Лобов ничего не ответил.

Они поднялись на третий этаж панельной девятиэтажки, позвонили в дверь, но им никто не ответил.

Барсуков достал ключ, стал открывать.

— Одному, знаешь, не хотелось ехать, — проговорил он.

Руки Барсукова дрожали, когда он открывал дверь.

Они вошли в прихожую. Барсуков заглянул на кухню, потом открыл дверь в комнату.
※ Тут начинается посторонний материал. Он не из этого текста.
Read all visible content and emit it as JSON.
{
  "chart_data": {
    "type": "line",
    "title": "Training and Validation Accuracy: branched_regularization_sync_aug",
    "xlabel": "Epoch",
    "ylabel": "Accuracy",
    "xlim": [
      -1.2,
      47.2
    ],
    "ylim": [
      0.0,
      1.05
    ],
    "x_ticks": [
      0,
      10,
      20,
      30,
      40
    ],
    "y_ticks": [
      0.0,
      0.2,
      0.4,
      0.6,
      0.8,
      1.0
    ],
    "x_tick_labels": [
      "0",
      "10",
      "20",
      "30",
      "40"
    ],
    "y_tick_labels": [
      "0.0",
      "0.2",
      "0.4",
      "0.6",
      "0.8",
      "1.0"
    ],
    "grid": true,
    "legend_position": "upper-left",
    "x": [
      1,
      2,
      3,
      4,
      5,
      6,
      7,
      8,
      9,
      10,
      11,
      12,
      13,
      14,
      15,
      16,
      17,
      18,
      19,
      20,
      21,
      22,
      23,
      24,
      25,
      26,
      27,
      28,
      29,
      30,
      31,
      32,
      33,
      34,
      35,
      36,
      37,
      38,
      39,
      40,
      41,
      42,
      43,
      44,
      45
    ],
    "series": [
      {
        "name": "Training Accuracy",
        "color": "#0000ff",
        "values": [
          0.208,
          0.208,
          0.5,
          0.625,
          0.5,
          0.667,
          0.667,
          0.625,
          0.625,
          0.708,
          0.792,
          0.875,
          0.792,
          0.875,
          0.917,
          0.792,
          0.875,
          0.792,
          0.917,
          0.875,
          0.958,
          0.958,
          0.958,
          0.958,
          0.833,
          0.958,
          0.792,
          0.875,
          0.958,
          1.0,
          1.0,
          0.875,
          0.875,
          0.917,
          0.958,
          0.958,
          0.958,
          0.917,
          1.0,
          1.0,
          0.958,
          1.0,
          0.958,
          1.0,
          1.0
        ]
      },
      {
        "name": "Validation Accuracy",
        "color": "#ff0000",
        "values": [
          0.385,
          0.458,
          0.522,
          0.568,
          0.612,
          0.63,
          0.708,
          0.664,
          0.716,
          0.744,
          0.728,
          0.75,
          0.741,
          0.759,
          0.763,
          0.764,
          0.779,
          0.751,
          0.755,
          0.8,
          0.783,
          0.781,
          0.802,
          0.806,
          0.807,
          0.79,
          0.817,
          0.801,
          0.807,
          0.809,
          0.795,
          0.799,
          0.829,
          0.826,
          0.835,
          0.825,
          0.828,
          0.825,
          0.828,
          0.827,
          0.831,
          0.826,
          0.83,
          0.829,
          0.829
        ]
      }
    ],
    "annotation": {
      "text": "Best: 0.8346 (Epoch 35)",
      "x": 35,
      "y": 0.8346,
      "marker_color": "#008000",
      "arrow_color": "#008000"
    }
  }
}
Тахта помещалась за огромным шкафом, который перегораживал комнату пополам. Барсуков заглянул за шкаф и остановился как вкопанный.

Бондаренко лежал на тахте. Если бы не почерневшее лицо, можно было подумать, что он на минутку прилег и заснул, настолько естественной была его поза.

Они снова ехали в машине Барсукова.

— Какой ужас, какой ужас! — говорил Барсуков. — Хорошо, что хоть нас с тобой отпустили! Они там небось всю ночь проторчат. Слушай, — голос Барсукова неожиданно стал твердым, тренерским, — если ты раздумаешь в «Барселону» переходить, я буду рад за наш «По-лет», года три еще можем вместе поработать. И квартиру тебе поменяем. Представляю, как тебе тяжело там будет без Веры, а?

Лобов молчал.

Барсуков прокашлялся и снова заговорил:

— Хотя, конечно, тебе есть резон в «Барселону». Особенно теперь... А дети с тещей останутся, да?! Как же они-то все перенесли, бедняжки?! Я уж, кажется, чего только не насмотрелся, а все еще не могу в себя прийти. Слушай, а почему, интересно, сам Вершинин не приехал, когда мы позвонили?

— Не знаю.

— И что он про все это думает? — заискивающе спросил Барсуков.

— Не знаю, — повторил Лобов. — Он со мной не делится.

— Да-а. Попали мы в заварушку. Тебе, кажется, направо?

— Не надо. Я здесь сойду.

Они ехали по набережной, и Барсуков удивленно взглянул на Лобова.

— Чего ты? Я тебя до самого дома...

— Нет, не надо, — твердо сказал Лобов. — Пройтись хочу.

Барсуков затормозил. Лобов вышел из машины.

— Ну, давай. И чтоб все было «о'кей», как говорит наш Лопарев! — Барсуков улыбнулся и, склонившись на сиденье, где только что рядом с ним сидел Лобов, протянул руку.

Услышав «о'кей», Лобов вздрогнул, но все-таки наклонился и пожал руку Барсукову.

Тот захлопнул дверцу, помахал Лобову рукой и уехал.

Лобов долго смотрел вслед машине с номером Т16-16ММ.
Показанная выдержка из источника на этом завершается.